Pour les attachés associés, le montant de la rémunération est fixe de 246,40 euros.
Le tableau 1 permet d’établir une comparaison en fonction du statut des praticiens.

En ce qui concerne les astreintes, une revalorisation modérée des indemnités de déplacement à été réalisée avec une augmentation de 10 euros par déplacement.
Pour les déplacements supérieurs à 3 heures, une indemnité de demi-période additionnelle est maintenue. Par contre, cette indemnité de demi-période a été supprimée pour les déplacements cumulés de 4 heures.



LE FUTUR SERA-T-IL MEILLEUR ?

Cet arrêté introduit effectivement une revalorisation de l’indemnisation des gardes (celle des astreintes n’étant pas très importante). Il permet également d’intégrer, pour certaines catégories de praticiens, les accords sur l’assouplissement du temps de travail et les directives européennes concernant le temps de travail médical et le repos de sécurité. Il reste néanmoins plusieurs problèmes dont certains sont d’ores et déjà visibles. D’autres sauront probablement pointer dans le futur et nous devons s’y attendre.

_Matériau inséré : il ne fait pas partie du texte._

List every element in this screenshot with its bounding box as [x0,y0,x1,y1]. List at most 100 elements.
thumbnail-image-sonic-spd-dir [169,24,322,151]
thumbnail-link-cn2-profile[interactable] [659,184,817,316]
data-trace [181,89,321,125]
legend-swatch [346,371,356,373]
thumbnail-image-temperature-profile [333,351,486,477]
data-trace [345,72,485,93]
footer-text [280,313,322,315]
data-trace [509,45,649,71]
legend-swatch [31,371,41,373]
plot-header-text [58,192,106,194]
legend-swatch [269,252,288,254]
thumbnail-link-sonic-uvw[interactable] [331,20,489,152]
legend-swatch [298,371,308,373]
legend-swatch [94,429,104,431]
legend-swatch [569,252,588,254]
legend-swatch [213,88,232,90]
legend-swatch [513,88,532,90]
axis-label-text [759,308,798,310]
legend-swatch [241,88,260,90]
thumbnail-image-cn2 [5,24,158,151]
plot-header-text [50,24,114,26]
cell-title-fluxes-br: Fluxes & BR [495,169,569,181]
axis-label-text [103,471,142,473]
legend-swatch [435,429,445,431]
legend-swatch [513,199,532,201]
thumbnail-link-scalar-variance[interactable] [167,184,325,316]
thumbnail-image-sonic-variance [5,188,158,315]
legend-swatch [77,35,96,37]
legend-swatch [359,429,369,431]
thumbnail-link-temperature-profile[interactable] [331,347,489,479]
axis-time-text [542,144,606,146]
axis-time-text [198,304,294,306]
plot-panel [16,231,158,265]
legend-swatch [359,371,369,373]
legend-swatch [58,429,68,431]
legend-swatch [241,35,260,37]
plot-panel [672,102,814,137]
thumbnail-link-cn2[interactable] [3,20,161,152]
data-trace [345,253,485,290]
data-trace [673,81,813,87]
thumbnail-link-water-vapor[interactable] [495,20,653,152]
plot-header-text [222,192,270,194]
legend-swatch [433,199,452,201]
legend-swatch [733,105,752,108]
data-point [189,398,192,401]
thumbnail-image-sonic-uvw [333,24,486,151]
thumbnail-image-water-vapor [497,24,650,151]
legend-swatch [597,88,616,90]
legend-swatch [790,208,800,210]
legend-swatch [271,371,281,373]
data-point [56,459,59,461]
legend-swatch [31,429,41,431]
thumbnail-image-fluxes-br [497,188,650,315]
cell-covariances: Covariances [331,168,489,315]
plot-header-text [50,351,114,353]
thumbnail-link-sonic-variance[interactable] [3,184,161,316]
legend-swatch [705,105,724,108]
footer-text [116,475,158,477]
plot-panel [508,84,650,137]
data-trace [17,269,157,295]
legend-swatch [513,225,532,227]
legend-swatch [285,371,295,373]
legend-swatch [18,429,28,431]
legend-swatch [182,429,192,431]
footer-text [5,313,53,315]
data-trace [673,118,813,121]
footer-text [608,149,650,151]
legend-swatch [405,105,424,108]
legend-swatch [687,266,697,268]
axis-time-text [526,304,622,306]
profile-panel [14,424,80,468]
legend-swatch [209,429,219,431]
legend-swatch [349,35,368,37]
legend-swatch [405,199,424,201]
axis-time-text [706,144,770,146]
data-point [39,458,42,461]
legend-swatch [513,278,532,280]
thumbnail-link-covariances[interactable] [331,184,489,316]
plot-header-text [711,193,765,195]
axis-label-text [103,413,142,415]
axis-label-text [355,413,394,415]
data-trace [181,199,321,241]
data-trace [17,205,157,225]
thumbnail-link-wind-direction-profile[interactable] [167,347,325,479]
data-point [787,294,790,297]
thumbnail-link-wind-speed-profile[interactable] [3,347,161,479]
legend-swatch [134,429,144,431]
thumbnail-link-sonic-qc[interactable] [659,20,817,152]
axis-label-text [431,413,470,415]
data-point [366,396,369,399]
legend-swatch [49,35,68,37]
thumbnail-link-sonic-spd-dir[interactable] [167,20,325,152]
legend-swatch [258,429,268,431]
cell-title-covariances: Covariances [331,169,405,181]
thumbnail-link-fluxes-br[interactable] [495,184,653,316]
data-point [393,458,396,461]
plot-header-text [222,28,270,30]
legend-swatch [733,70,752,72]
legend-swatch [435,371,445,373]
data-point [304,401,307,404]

Il nous appartient dès à présent d’y réfléchir rapidement.
A une époque où la « réduction du temps de travail » est l’objectif phare, où les directives européennes nous engagent à limiter notre temps de travail hebdomadaire à 48 heures, quelle position devrions-nous adopter ? Intégrer ou pas les directives européennes en ce qui concerne les 48H hebdomadaires ? Le temps universitaire devrait-il en faire partie ?
Et le repos de sécurité, qu’en est-il ? Clinique ? Global comprenant le travail universitaire et hospitalier ? Ou pas du tout ?

D’autre part, l’application de ces mêmes mesures, associée à un problème de carence démographique médicale importante, entraînerait la transformation de certains pools de gardes en astreintes. Alors même que la charge de travail serait la même – voire augmenterait, la conséquence financière serait importante. Quel avenir pour les astreintes ? Devrait-on maintenir les mêmes modalités d’astreintes opérationnelles et d’astreintes de sécurité ? L’indemnité forfaitaire de base ne devrait pas être revue ? Les temps de déplacement devraient-ils être comptés ? Les conditions mêmes de recours aux astreintes plutôt qu’à des gardes ne devraient-elles pas faire l’objet d’un travail afin de définir la place de chacune des gardes ou astreintes dans la prise en charge des soins ?

Quelle que soit notre orientation future, les nouvelles modifications et celles à venir ne sauraient être sans conséquence sur notre travail et notre organisation. Il appartient à chacun d’entre nous de pouvoir participer à cette réflexion.